More predictive and ‘prescriptive’ data insights are urgently required by Retail brands: providing forward recommendations that support more profitable business-critical decisions. Over 86% of executives surveyed view these as their most sought-after capabilities. While most executives are planning to investigate predictive analytics tools, 70% said they will favour those that cater for their specific business challenges.
What’s next for data analytics
To solve these issues, there’s an increasingly sophisticated data analytics capability. Welcome to ‘prescriptive analytics,’ and when offered as a service, it’s the most advanced stage of data analytics’ evolution. Here’s where it sits:
- Descriptive analytics – what happened?
- Diagnostic analytics – why did it happen?
- Predictive analytics – what might happen in the future?
- Prescriptive analytics – what should we do next based on predictions?
- Prescriptive analytics as a service – what do we do and how can this be actioned and implemented?
Prescriptive analytics as a service not only predicts future events with precision but also provides clear and actionable recommendations on how Retail executives can achieve optimal outcomes. We’re talking about prescriptive analytics as a managed service: because to really deliver, it must be a journey, not a one-off or piecemeal exercise.
It’s a service that uses pre-built, highly sophisticated, machine learning prediction models, enriched with wider global, regional and domain insights. These include global & local trends such as weather, travel, economic, demographic, industry and localised demand spikes. Valuable insights are generated that feed approximately 70% of the prediction outputs for organisations. Outputs also dynamically adapt and update in real-time with ever-changing market conditions.
Data scientists then address the remaining 30% by augmenting external prediction model insights, with a Retailer’s own data, customised to meet its specific business requirements. A better understanding is gained on the historical impact of an organisation’s actions on their results – compared to the wider market. By examining these variables and their relationships, previously hidden, connected, patterns and trends are revealed to generate foresight that fuels increasingly accurate recommendations on future actions.
These results are automatically delivered into an organisation’s systems and clearly presented in intuitive infographics. Data scientists continually find new insights: keeping models relevant to fluctuations in demand, seasonal variations, market trends, and other external factors. Real-time foresights and recommendations reflecting these factors means organisations can swiftly adjust their strategies to make future decisions faster.
What outcomes can prescriptive analytics deliver?

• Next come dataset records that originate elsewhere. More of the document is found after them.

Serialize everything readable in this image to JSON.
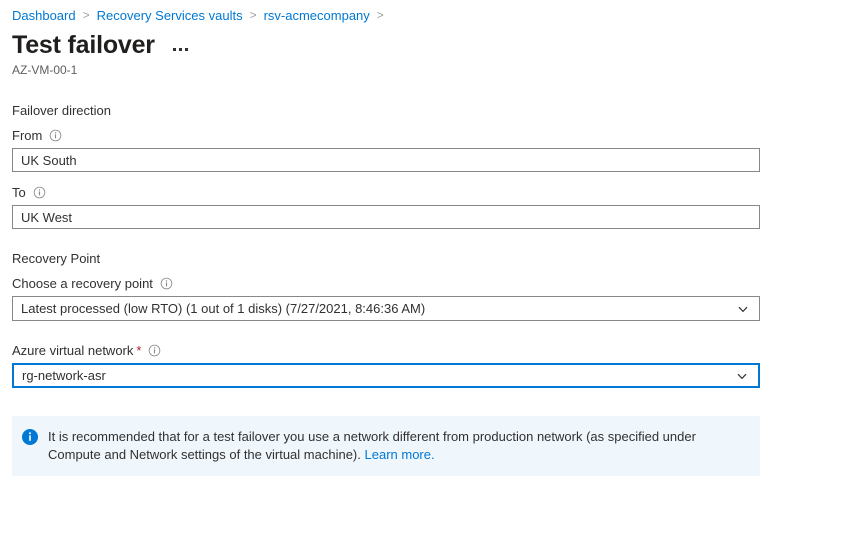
{
  "breadcrumb": {
    "separator": ">",
    "items": [
      {
        "label": "Dashboard"
      },
      {
        "label": "Recovery Services vaults"
      },
      {
        "label": "rsv-acmecompany"
      }
    ]
  },
  "header": {
    "title": "Test failover",
    "subtitle": "AZ-VM-00-1",
    "more_menu": "..."
  },
  "form": {
    "failover_direction": {
      "heading": "Failover direction",
      "from": {
        "label": "From",
        "value": "UK South"
      },
      "to": {
        "label": "To",
        "value": "UK West"
      }
    },
    "recovery_point": {
      "heading": "Recovery Point",
      "label": "Choose a recovery point",
      "value": "Latest processed (low RTO) (1 out of 1 disks) (7/27/2021, 8:46:36 AM)"
    },
    "virtual_network": {
      "label": "Azure virtual network",
      "required_marker": "*",
      "value": "rg-network-asr"
    }
  },
  "banner": {
    "text": "It is recommended that for a test failover you use a network different from production network (as specified under Compute and Network settings of the virtual machine).",
    "link_label": "Learn more."
  },
  "colors": {
    "accent": "#0078d4",
    "required": "#a4262c",
    "banner_background": "#eff6fc",
    "border": "#8a8886"
  }
}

Prescriptive analytics can enable an exciting range of use cases that unlock hidden insights, optimise processes and drive profitable outcomes.
How about knowing exactly which areas to reduce cost, while gaining more value across marketing spend, labour optimisation and demand forecasting activities. Or how about understanding precisely where to make more money within the most profitable customer segments. Retaining high-value customers becomes easier by knowing which products and services best complement customers’ existing purchase history, interests and lifestyle. These are just the start, there are so many exciting possibilities.
Final thoughts
What’s crystal clear is that current data analytics tools are not enough to support Retail executives’ business-critical, forward decision making. In the current economic climate, where every big decision really matters, applying gut instinct and guess work isn’t good enough.
Prescriptive analytics offers meaningful insight to accurately predict and recommend where future actions will generate the greatest value. Ultimately, those forward thinkers using its power to augment their decision-making processes will gain a significant advantage over those that don’t.